The partnership established the institutional groundwork to collect aggregated, anonymized data from mobile phone companies through the regulatory authority. With the interest spurred by the COVID-19 emergency, the team sought to put in place a data pipeline that allowed for rapid analysis while adhering to best practices in terms of data confidentiality and security. These included the following activities:

Data access

• Strengthening existing data collection protocols: As part of its mandate to monitor the quality of mobile network services, PURA had put in place a centralized repository of data. After securing the necessary approvals, the team worked with the system administrator to include additional indicators as part of this routine monitoring for use in the analysis. This minimized the reporting burden on MNOs, facilitating compliance.
• Defining processes required for ensuring data protection and privacy: Data protection and privacy is of utmost importance for PURA and MNOs[1]; their operations strictly comply with the national legislations. Data used for this initiative were anonymized in order to protect personally identifiable information. All data processing happened within the premises of PURA, and the team only had access to aggregated summary statistics. Open-source tools for data de-identification and analytics were provided along with hand-on training to the technicians of PURA and MNOs.

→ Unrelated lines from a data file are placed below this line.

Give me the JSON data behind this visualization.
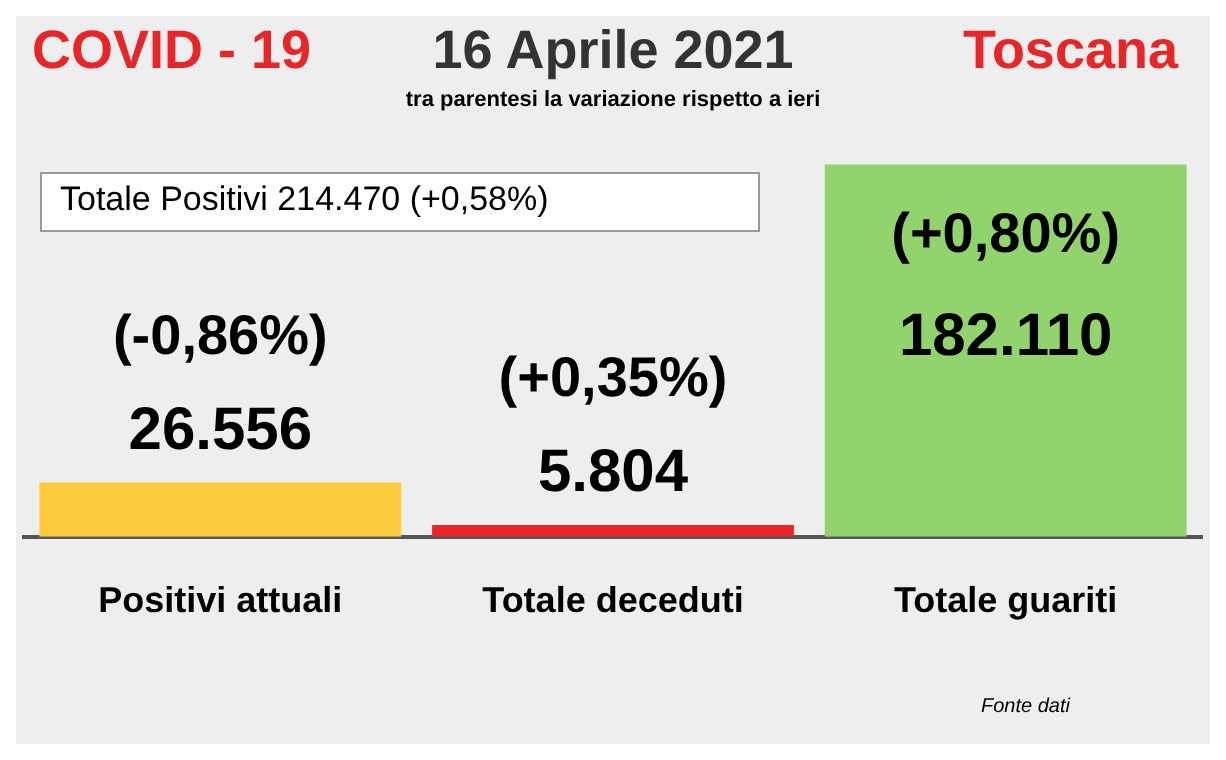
{
  "chart_data": {
    "type": "bar",
    "title": "16 Aprile 2021",
    "subtitle": "tra parentesi la variazione rispetto a ieri",
    "categories": [
      "Positivi attuali",
      "Totale deceduti",
      "Totale guariti"
    ],
    "values": [
      26556,
      5804,
      182110
    ],
    "colors": [
      "#fdcd3f",
      "#e8262a",
      "#92d36e"
    ],
    "value_labels": [
      "26.556",
      "5.804",
      "182.110"
    ],
    "tick_labels": "x",
    "grid": false,
    "legend": false,
    "annotations": [
      "COVID - 19",
      "Toscana",
      "Totale Positivi 214.470 (+0,58%)",
      "(-0,86%)",
      "(+0,35%)",
      "(+0,80%)",
      "Fonte dati"
    ]
  }
}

A system on the regulator’s premise

• Specifying system requirements: System requirements were specified based on the data size and computational capacity required for the analysis using a Hadoop platform.[2] To ensure an additional level of security, data collected for the analysis were firewalled and stored on a separate server on the premises, with remote access strictly limited to key researchers and system administrators.  
• Procuring hardware and installing a temporary machine: Following the system requirements specification, hardware procurement was initiated. Given delays in procurement, the team installed a temporary machine on the regulator’s premises. It was a small mainframe capable of accommodating data provided by MNOs as well as performing non-computationally intensive analysis for data quality assessment, ensuring data remained on premises.

Capacity building

• Workshops and relationship building: Before the onset of COVID-19, the team had organized a series of workshops and training sessions, which helped all parties understand their roles and capacities. These exercises build trust and offered an opportunity to discuss lessons learned from other countries. It helped inform collaboration when all interaction had to shift to remote work due to COVID-19.

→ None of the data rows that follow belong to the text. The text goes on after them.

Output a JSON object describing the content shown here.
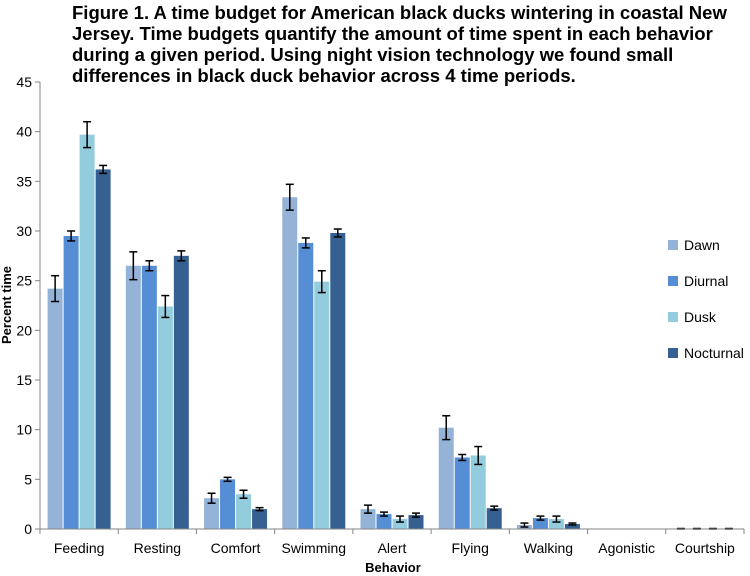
{
  "title": "Figure 1. A time budget for American black ducks wintering in coastal New Jersey.  Time budgets quantify the amount of time spent in each behavior during a given period.  Using night vision technology we found small differences in black duck behavior across 4 time periods.",
  "chart_data": {
    "type": "bar",
    "title": "Figure 1. A time budget for American black ducks wintering in coastal New Jersey.  Time budgets quantify the amount of time spent in each behavior during a given period.  Using night vision technology we found small differences in black duck behavior across 4 time periods.",
    "xlabel": "Behavior",
    "ylabel": "Percent time",
    "ylim": [
      0,
      45
    ],
    "yticks": [
      0,
      5,
      10,
      15,
      20,
      25,
      30,
      35,
      40,
      45
    ],
    "ytick_labels": [
      "0",
      "5",
      "10",
      "15",
      "20",
      "25",
      "30",
      "35",
      "40",
      "45"
    ],
    "categories": [
      "Feeding",
      "Resting",
      "Comfort",
      "Swimming",
      "Alert",
      "Flying",
      "Walking",
      "Agonistic",
      "Courtship"
    ],
    "legend_position": "right",
    "series": [
      {
        "name": "Dawn",
        "color": "#95b3d7",
        "values": [
          24.2,
          26.5,
          3.1,
          33.4,
          2.0,
          10.2,
          0.4,
          0.0,
          0.0
        ],
        "errors": [
          1.3,
          1.4,
          0.5,
          1.3,
          0.4,
          1.2,
          0.2,
          0.0,
          0.05
        ]
      },
      {
        "name": "Diurnal",
        "color": "#558ed5",
        "values": [
          29.5,
          26.5,
          5.0,
          28.8,
          1.5,
          7.2,
          1.1,
          0.0,
          0.0
        ],
        "errors": [
          0.5,
          0.5,
          0.2,
          0.5,
          0.2,
          0.3,
          0.2,
          0.0,
          0.05
        ]
      },
      {
        "name": "Dusk",
        "color": "#93cddd",
        "values": [
          39.7,
          22.4,
          3.5,
          24.9,
          1.0,
          7.4,
          1.0,
          0.0,
          0.0
        ],
        "errors": [
          1.3,
          1.1,
          0.4,
          1.1,
          0.3,
          0.9,
          0.3,
          0.0,
          0.05
        ]
      },
      {
        "name": "Nocturnal",
        "color": "#376092",
        "values": [
          36.2,
          27.5,
          2.0,
          29.8,
          1.4,
          2.1,
          0.5,
          0.0,
          0.0
        ],
        "errors": [
          0.4,
          0.5,
          0.15,
          0.4,
          0.2,
          0.2,
          0.1,
          0.0,
          0.05
        ]
      }
    ]
  }
}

Putting the project to work for the COVID-19 response

The data pipeline draws de-identified CDR data provided by MNOs and aggregated on the regulator’s premise, before making it available to decision makers. The team employed methodologies developed for producing standardized indicators to analyze human mobility patterns during COVID-19.[3] Results demonstrated that the lockdown disproportionately affected urban areas by restricting economic activity, which should inform relief and recovery efforts.

Results from the analysis were presented to the Ministry of Finance and Ministry of Health. The team argued that findings from the use-case on COVID-19 could inform targeted testing initiatives, by concentrating efforts in areas of high mobility. When a full lockdown is not possible, this could also inform where social distancing policies should be enforced to reduce the risks of transmission.

Figure. Mobility Restrictions Disproportionally Affected Urban Areas

Scaling for Further Impacts

The paper demonstrates the potential of CDR data to inform decision making. This approach offers an opportunity to leapfrog existing constraints in developing country’s data collection capacity by exploiting data which is available in real-time, highly localized, and at low cost. However, as this experience exemplifies, the use of CDR data requires investments into the institutional and organizational framework of national statistical systems, including the necessary IT infrastructure and technical capacity. Once in place, a CDR data pipeline can become an essential tool in government planning and disaster response.